Море, которое совсем недавно я мог видеть из глубины соснового леса, сейчас блестит под лучами холодного лунного света. Оно не только сверкает, переливается, но, кажется, отражая расплескавшийся свет высокой луны, зыбится, вздувается в непрерывном движении. Х может быть, оттого, что море движется, и рождается этот нестерпимый фосфорический свет. Может быть, здесь центр моря, и оттого, что приливы и отливы поднимаются и исчезают в водовороте, вода по всей поверхности взбухает и бурлит. Во всяком случае несом ненно, что здесь настоящий центр моря, и потому оно здесь кажется выпуклым. И, растекаясь отсюда во все стороны, отраженный свет дробится на мельчайшие частицы, погружается в рябь невысоких волн, мелькает в них, и чешуйчатая волна мягко набегает на кромку песчаного побережья. И даже морская вода, которая разбивается о береговую линию и торопливо вползает на песок, приносит с собой этот свет.
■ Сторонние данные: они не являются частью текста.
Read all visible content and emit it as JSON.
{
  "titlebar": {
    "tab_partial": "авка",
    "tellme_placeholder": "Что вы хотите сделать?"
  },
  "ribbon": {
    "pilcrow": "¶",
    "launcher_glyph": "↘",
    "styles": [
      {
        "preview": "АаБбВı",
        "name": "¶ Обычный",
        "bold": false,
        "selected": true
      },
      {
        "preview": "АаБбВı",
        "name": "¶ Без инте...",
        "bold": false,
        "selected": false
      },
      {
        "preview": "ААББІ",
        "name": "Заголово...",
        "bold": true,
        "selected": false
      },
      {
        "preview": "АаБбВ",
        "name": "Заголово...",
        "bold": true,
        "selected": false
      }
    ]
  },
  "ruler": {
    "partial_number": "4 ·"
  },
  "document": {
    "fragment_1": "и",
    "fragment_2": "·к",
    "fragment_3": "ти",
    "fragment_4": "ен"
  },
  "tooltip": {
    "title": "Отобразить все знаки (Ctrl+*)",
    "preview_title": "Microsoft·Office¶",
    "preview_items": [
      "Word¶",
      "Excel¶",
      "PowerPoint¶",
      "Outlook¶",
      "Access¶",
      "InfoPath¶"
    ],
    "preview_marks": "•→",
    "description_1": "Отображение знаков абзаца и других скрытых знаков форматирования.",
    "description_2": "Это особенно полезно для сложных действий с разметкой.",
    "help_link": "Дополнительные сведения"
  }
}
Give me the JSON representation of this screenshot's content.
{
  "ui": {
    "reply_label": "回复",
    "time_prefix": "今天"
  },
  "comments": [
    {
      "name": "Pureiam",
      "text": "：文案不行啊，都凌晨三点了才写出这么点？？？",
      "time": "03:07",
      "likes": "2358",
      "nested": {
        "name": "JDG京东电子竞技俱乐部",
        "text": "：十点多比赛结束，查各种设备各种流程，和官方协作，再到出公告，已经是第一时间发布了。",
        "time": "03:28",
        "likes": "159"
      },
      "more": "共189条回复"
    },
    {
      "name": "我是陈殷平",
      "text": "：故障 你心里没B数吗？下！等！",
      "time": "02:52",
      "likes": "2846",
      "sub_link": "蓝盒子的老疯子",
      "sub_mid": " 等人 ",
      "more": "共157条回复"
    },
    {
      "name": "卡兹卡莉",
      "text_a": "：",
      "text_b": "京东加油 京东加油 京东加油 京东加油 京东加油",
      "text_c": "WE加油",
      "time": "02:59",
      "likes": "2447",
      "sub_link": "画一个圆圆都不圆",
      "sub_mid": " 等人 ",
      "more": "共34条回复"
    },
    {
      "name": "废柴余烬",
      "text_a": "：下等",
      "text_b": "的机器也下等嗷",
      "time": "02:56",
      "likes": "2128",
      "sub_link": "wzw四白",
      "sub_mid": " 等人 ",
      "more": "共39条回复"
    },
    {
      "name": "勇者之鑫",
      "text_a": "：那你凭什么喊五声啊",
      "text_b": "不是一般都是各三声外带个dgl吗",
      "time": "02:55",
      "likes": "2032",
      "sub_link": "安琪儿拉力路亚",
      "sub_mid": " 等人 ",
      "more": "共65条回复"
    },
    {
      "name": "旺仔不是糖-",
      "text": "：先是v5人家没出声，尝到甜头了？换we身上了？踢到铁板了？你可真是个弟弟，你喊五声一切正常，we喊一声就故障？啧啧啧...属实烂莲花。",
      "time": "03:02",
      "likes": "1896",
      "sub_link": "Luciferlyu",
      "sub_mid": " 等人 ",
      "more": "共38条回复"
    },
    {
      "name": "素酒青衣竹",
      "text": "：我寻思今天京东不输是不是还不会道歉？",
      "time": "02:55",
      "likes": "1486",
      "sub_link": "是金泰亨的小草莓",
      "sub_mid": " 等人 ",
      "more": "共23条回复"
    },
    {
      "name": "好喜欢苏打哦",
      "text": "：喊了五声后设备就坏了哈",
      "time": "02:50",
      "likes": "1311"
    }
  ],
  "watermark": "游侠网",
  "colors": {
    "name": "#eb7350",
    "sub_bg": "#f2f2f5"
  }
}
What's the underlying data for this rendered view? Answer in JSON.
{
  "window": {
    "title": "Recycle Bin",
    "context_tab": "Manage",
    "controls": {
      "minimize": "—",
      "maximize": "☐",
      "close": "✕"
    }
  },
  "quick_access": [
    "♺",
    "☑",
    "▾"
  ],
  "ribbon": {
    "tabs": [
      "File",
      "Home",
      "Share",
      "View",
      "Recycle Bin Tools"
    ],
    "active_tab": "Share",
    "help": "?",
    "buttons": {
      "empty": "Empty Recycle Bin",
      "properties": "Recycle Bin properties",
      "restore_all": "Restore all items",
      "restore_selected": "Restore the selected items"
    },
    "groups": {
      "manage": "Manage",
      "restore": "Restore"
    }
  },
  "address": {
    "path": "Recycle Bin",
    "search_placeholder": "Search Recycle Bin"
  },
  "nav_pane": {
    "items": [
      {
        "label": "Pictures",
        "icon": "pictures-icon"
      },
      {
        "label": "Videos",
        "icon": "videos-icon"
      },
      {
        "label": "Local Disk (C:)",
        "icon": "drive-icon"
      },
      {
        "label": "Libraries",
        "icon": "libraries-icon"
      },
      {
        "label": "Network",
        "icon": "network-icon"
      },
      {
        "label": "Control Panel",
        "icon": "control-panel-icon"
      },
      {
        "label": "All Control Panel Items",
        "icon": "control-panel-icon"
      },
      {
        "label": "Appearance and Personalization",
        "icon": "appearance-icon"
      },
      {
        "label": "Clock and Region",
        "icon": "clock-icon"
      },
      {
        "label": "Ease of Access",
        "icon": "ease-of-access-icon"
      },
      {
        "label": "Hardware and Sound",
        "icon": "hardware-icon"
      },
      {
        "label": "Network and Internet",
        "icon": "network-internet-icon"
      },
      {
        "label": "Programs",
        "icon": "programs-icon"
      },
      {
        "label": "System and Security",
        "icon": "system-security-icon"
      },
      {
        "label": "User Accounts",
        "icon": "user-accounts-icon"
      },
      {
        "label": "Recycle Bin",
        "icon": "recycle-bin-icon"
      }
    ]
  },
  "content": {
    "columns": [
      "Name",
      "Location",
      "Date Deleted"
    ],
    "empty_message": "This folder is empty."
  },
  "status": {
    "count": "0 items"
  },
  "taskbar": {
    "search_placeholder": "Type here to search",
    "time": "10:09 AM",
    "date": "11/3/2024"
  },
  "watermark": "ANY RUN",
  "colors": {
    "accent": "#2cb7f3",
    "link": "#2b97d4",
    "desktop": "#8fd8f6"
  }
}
Неугомонный ветер в эти минуты стихает. Не слышен теперь беспрерывный шум и шелест ветвей – затих сосновый лес. Только волны набегают на прибрежную полосу и, словно боясь нарушить глубокую тишину этой лунной ночи, едва слышно шуршат по песку. Кажется, будто слышится долгий печальный голос, который так тих, что звук его должен вот-вот исчезнуть, но он все же длится, как бы не имея конца. Так, подавляя рыдания, почти беззвучно может плакать женщина, с таким же тягучим, едва слышимым ворчанием краб выдувает пену из щелей своего панциря. А может, это и не голос, а тихая, нежная музыка, которая придает еще большую таинственность тишине сегодняшней ночи.

Когда смотришь на такую луну, невозможно не думать о вечности. Я был ребенком и вряд ли представлял, что такое вечность, но какое-то близкое к этому, незнакомое, тревожное чувство уже овладевало мною.

Мне кажется, что и раньше где-то я видел такой же пейзаж, и не однажды, а много-много раз… Может быть, то было до моего рождения в этом мире? Может, во мне сегодняшнем оживает память предыдущей жизни?.. А что, если я видел эту картину не в реальном мире, а во сне? У меня такое чувство, что именно во сне я не раз видел этот пейзаж с соснами. Да, наверняка во мне доводилось видеть, Видел и два-три года, и совсем недавно. Я и тогда думал, что в реальном мире и это море, и эти сосны непременно где-то существуют, и мне когда-нибудь доведется их вновь увидеть. Во сне мне грезилось, что это непременно сбудется. И вот это предчувствие сбылось, и я увидел наяву давно знакомые картины.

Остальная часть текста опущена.